Significance:a graphic of the significance Jun 30, 2008
Identified By: NRC
Item Type: FIN Finding
Failure to Conduct Adequate and Timely Evaluations of Onsite Groundwater Monitoring Well Tritium Concentration Trend Data
The inspectors identified a Green finding (FIN) for failure to properly evaluate the potential causes of increased tritium (H-3) concentrations in groundwater samples collected and reviewed in accordance with Brunswick procedure E&RC-3250, “Environmental and Radiation Control.” Specifically, the licensee failed to properly evaluate, and initiate actions to address increasing H-3 concentrations reported from 2003 through 2007 for quarterly samples collected from Environmental Sampling Station (ESS)-2C and ESS-16 monitoring wells. The failure to properly investigate the increasing H-3 concentrations resulted in the licensee continuing to attribute the subject results to a 1994 U2 radioactive liquid effluent waste line break without considering potential leakage of contaminated liquids from U2 storm drain piping.

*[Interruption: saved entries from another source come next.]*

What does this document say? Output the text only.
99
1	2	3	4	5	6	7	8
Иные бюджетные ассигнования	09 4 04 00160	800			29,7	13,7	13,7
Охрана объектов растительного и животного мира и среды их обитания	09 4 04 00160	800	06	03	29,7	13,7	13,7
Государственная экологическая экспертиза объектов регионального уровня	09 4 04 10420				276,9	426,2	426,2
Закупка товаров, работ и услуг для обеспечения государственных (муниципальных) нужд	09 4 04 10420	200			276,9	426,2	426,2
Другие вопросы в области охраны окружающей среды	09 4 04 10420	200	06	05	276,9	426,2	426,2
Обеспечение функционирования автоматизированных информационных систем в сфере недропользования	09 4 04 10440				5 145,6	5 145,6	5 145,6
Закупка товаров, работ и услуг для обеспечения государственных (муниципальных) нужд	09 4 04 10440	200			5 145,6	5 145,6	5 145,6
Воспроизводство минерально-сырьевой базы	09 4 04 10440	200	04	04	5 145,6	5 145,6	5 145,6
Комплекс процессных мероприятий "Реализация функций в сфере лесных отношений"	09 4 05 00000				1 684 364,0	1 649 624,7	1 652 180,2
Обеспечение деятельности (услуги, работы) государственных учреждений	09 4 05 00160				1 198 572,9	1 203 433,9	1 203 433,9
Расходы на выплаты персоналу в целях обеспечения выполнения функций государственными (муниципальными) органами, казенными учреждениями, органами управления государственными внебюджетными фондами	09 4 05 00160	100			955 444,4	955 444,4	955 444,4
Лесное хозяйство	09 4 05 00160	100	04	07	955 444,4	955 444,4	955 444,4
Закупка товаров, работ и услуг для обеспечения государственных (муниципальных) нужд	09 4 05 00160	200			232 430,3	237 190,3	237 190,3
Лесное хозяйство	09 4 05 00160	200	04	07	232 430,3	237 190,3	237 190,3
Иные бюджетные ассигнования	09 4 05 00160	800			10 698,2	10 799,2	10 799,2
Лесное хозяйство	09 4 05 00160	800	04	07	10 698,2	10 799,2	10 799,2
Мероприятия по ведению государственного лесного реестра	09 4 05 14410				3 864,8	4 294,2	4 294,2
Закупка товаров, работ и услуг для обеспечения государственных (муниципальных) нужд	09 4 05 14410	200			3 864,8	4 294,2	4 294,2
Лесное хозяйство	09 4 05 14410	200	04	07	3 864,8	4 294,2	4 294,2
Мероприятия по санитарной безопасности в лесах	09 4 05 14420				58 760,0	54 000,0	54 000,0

This issue has been entered in the licensee’s CAP as NCR 268357.
The finding is more than minor because it is associated with the Program and Process attribute of the Public Radiation Safety Cornerstone and adversely affects the cornerstone objective because it relates to effluent measurement and abnormal releases. The licensee’s failure to recognize the increasing groundwater tritium concentrations delayed actions to address and correct abnormal liquid releases within the switchyard area. Using the Public Radiation Safety Significance Determination Process, this finding was determined to be of very low safety significance (Green) because the performance deficiency did not result in offsite releases and resultant offsite doses to members of the public and was not a failure to implement the effluent program. Furthermore, the finding did not prevent the licensee from initiating appropriate corrective actions to determine extent of the contamination and to mitigate its effect on the surrounding environs. The cause of the finding was related to the cross cutting area of human performance, the component of work practices, and the aspect involving supervisory oversight of work activities, because the licensee failed to properly evaluate monitoring well sample data to determine the possible radiological effects of plant operation on the local groundwater.

Inspection Report# : 2008003 (pdf)


Physical Protection

Although the NRC is actively overseeing the Security cornerstone, the Commission has decided that certain findings pertaining to security cornerstone will not be publicly available to ensure that potentially useful information is not provided to a possible adversary. Therefore, the cover letters to security inspection reports may be viewed.